This Is Not a T-Shirt by Bobby Hundreds
Author:Bobby Hundreds
Language: eng
Format: epub
Publisher: Farrar, Straus and Giroux
20. ALLOVER
THE EASIEST WAY to chronicle streetwear is by trend. Nobody keeps track of the straightforward stuff—the yarn-dye striped shirts, and coach’s jackets, and knit beanies. That’s all white noise. Streetwear’s timeline is punctuated with boisterous, and often regrettable, trends that draw store lineups and fetch fat resale prices. It’s on the brands to get a little weird and design outside the box. But that’s not what sets off market trends. It’s rappers and other celebrities who popularize fads. Like what Tyler, the Creator did with tie-dye and Supreme box caps. Or how Kanye moved on Rob Garcia’s En Noir and made leather jogging pants popular enough to garner a Jimmy Kimmel joke. But streetwear wasn’t always on celebrities’ radar, and vice versa. In fact, streetwear, in its early stages, did its best to work outside the mainstream spotlight. When I think back on those years and how trends ignited, I think it was more about brands working together to reject the status quo and impact the market. The greatest example of this is what happened with allover print in the mid-2000s.
Allover print is exactly what it sounds like: a repeating screen-printed pattern that covers an entire T-shirt or hooded sweatshirt. Military camouflage is the original allover print. We begin with camo and end somewhere around Louis Vuitton’s LV monogram. Somewhere between exists a recurring trend that permeates streetwear every five to ten years. As you read this, depending on the season and where we’re at on the fashion spectrum, allover print sounds either fun and irreverent or downright hideous.
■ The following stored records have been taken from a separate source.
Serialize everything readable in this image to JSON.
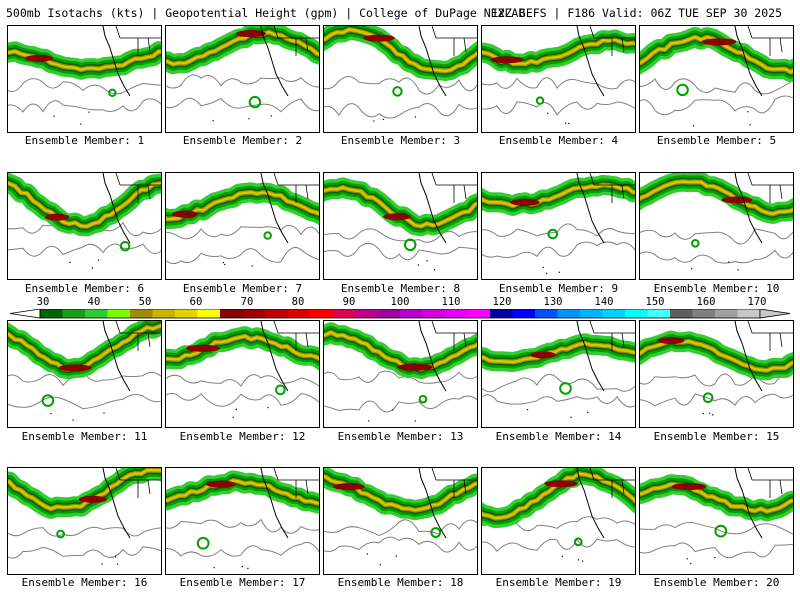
{
  "header": {
    "left": "500mb Isotachs (kts) | Geopotential Height (gpm) | College of DuPage NEXLAB",
    "right": "12Z GEFS | F186 Valid: 06Z TUE SEP 30 2025"
  },
  "member_label_prefix": "Ensemble Member:",
  "members": [
    {
      "number": "1",
      "caption": "Ensemble Member: 1"
    },
    {
      "number": "2",
      "caption": "Ensemble Member: 2"
    },
    {
      "number": "3",
      "caption": "Ensemble Member: 3"
    },
    {
      "number": "4",
      "caption": "Ensemble Member: 4"
    },
    {
      "number": "5",
      "caption": "Ensemble Member: 5"
    },
    {
      "number": "6",
      "caption": "Ensemble Member: 6"
    },
    {
      "number": "7",
      "caption": "Ensemble Member: 7"
    },
    {
      "number": "8",
      "caption": "Ensemble Member: 8"
    },
    {
      "number": "9",
      "caption": "Ensemble Member: 9"
    },
    {
      "number": "10",
      "caption": "Ensemble Member: 10"
    },
    {
      "number": "11",
      "caption": "Ensemble Member: 11"
    },
    {
      "number": "12",
      "caption": "Ensemble Member: 12"
    },
    {
      "number": "13",
      "caption": "Ensemble Member: 13"
    },
    {
      "number": "14",
      "caption": "Ensemble Member: 14"
    },
    {
      "number": "15",
      "caption": "Ensemble Member: 15"
    },
    {
      "number": "16",
      "caption": "Ensemble Member: 16"
    },
    {
      "number": "17",
      "caption": "Ensemble Member: 17"
    },
    {
      "number": "18",
      "caption": "Ensemble Member: 18"
    },
    {
      "number": "19",
      "caption": "Ensemble Member: 19"
    },
    {
      "number": "20",
      "caption": "Ensemble Member: 20"
    }
  ],
  "colorbar": {
    "tick_labels": [
      "30",
      "40",
      "50",
      "60",
      "70",
      "80",
      "90",
      "100",
      "110",
      "120",
      "130",
      "140",
      "150",
      "160",
      "170"
    ],
    "segment_colors": [
      "#006400",
      "#1a9e1a",
      "#2ecc2e",
      "#7cfc00",
      "#a08c00",
      "#c8b400",
      "#e6d200",
      "#ffff00",
      "#8b0000",
      "#a30000",
      "#c00000",
      "#e00000",
      "#ff0000",
      "#e00050",
      "#c0008a",
      "#a000a0",
      "#b400c8",
      "#d200e0",
      "#e600ff",
      "#ff00ff",
      "#0000a0",
      "#0000ff",
      "#0050ff",
      "#0096ff",
      "#00b4ff",
      "#00d2ff",
      "#00ffff",
      "#40ffff",
      "#606060",
      "#808080",
      "#a0a0a0",
      "#c8c8c8"
    ]
  },
  "map_colors": {
    "light_green": "#33cc33",
    "mid_green": "#00a000",
    "dark_green": "#006400",
    "olive": "#9a8a00",
    "yellow": "#d8c800",
    "dark_red": "#8b0000",
    "height_contour": "#808080",
    "coastline": "#000000"
  }
}
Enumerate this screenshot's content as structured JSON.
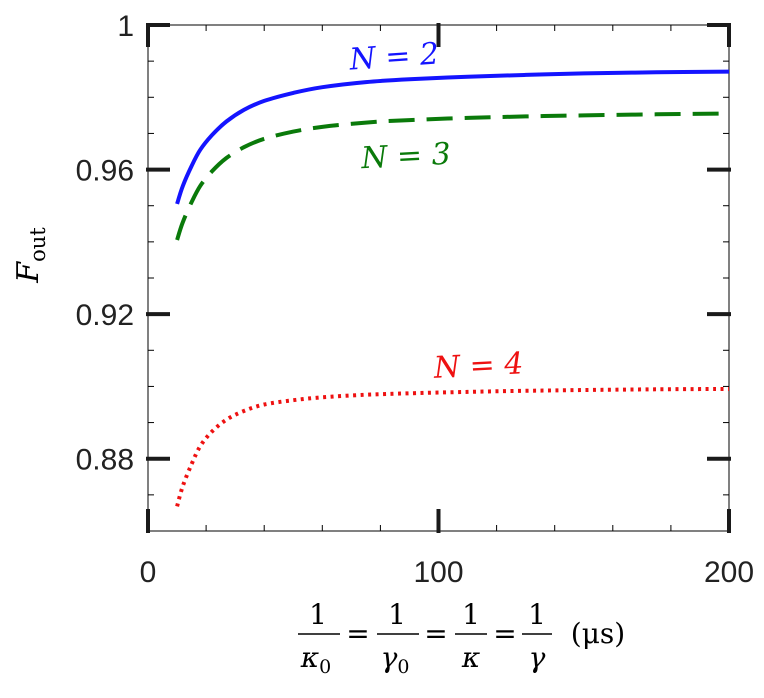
{
  "chart_data": {
    "type": "line",
    "xlabel": {
      "fractions": [
        {
          "num": "1",
          "den": "κ",
          "sub": "0"
        },
        {
          "num": "1",
          "den": "γ",
          "sub": "0"
        },
        {
          "num": "1",
          "den": "κ",
          "sub": ""
        },
        {
          "num": "1",
          "den": "γ",
          "sub": ""
        }
      ],
      "equals": "=",
      "unit": "(μs)"
    },
    "ylabel": {
      "main": "F",
      "sub": "out"
    },
    "xlim": [
      0,
      200
    ],
    "ylim": [
      0.86,
      1.0
    ],
    "xticks": [
      0,
      100,
      200
    ],
    "xtick_labels": [
      "0",
      "100",
      "200"
    ],
    "yticks": [
      0.88,
      0.92,
      0.96,
      1.0
    ],
    "ytick_labels": [
      "0.88",
      "0.92",
      "0.96",
      "1"
    ],
    "grid": false,
    "series": [
      {
        "name": "N = 2",
        "label_parts": {
          "var": "N",
          "eq": " = ",
          "val": "2"
        },
        "color": "#1414ff",
        "style": "solid",
        "x": [
          10,
          12,
          15,
          18,
          22,
          27,
          33,
          40,
          50,
          60,
          75,
          90,
          110,
          130,
          150,
          175,
          200
        ],
        "y": [
          0.9505,
          0.9555,
          0.961,
          0.9655,
          0.9695,
          0.9733,
          0.9765,
          0.979,
          0.9812,
          0.9828,
          0.9842,
          0.985,
          0.9857,
          0.9862,
          0.9866,
          0.9869,
          0.9871
        ]
      },
      {
        "name": "N = 3",
        "label_parts": {
          "var": "N",
          "eq": " = ",
          "val": "3"
        },
        "color": "#0a7a0a",
        "style": "dashed",
        "x": [
          10,
          12,
          15,
          18,
          22,
          27,
          33,
          40,
          50,
          60,
          75,
          90,
          110,
          130,
          150,
          175,
          200
        ],
        "y": [
          0.9405,
          0.9455,
          0.951,
          0.9555,
          0.9595,
          0.9632,
          0.9662,
          0.9685,
          0.9705,
          0.9718,
          0.973,
          0.9737,
          0.9743,
          0.9747,
          0.975,
          0.9753,
          0.9755
        ]
      },
      {
        "name": "N = 4",
        "label_parts": {
          "var": "N",
          "eq": " = ",
          "val": "4"
        },
        "color": "#ee1111",
        "style": "dotted",
        "x": [
          10,
          12,
          15,
          18,
          22,
          27,
          33,
          40,
          50,
          60,
          75,
          90,
          110,
          130,
          150,
          175,
          200
        ],
        "y": [
          0.8668,
          0.8725,
          0.8785,
          0.8835,
          0.8875,
          0.8908,
          0.8932,
          0.895,
          0.8962,
          0.897,
          0.8977,
          0.8981,
          0.8985,
          0.8988,
          0.899,
          0.8992,
          0.8993
        ]
      }
    ],
    "annotations": [
      {
        "series": 0,
        "x": 85,
        "y": 0.9885,
        "angle": -4
      },
      {
        "series": 1,
        "x": 89,
        "y": 0.961,
        "angle": -3
      },
      {
        "series": 2,
        "x": 114,
        "y": 0.903,
        "angle": -3
      }
    ]
  }
}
It’s a recurring trend that never ages well. But every few years, we catch a collective bout of amnesia and welcome it back with open arms. It’s like swearing into the toilet, “Ugh, I’m never drinking again!” while rolling around the cold tile with a hangover and twelve hours later taking another tequila shot to the neck.
Fashion volleys between extremes. Responding to the urban industry’s slate of sedated tones and uninspired graphic design in the mid-2000s, young independent streetwear brands cracked the color palette wide open. I think we were all bored of department store labels like Rocawear and Akademiks. The more sophisticated consumers wanted to stand out. They didn’t just want to wear something that was exclusively found in Japan. They wanted their clothes to pop in a crowd. A Bathing Ape did that. The premium Japanese label wasn’t afraid of dancing all over the Pantone book. While American street labels were conservatively paring their hues to dark grays, navies, and reds, Bape was vomiting fluorescent Skittle rainbows over their customers. In fact, their oversized allover-print sweatshirts were often ridiculed and compared to pajamas—loud, Technicolor, and immature.
We wanted to make something like that but didn’t have the means to produce overseas. We couldn’t cut-and-sew allover-printed sweatshirts here in the States, and even if we could, we couldn’t meet the minimum orders. So, we resorted to an old-school screen-printing technique called belt printing using antiquated machinery that most shops discarded at some point in the 1980s.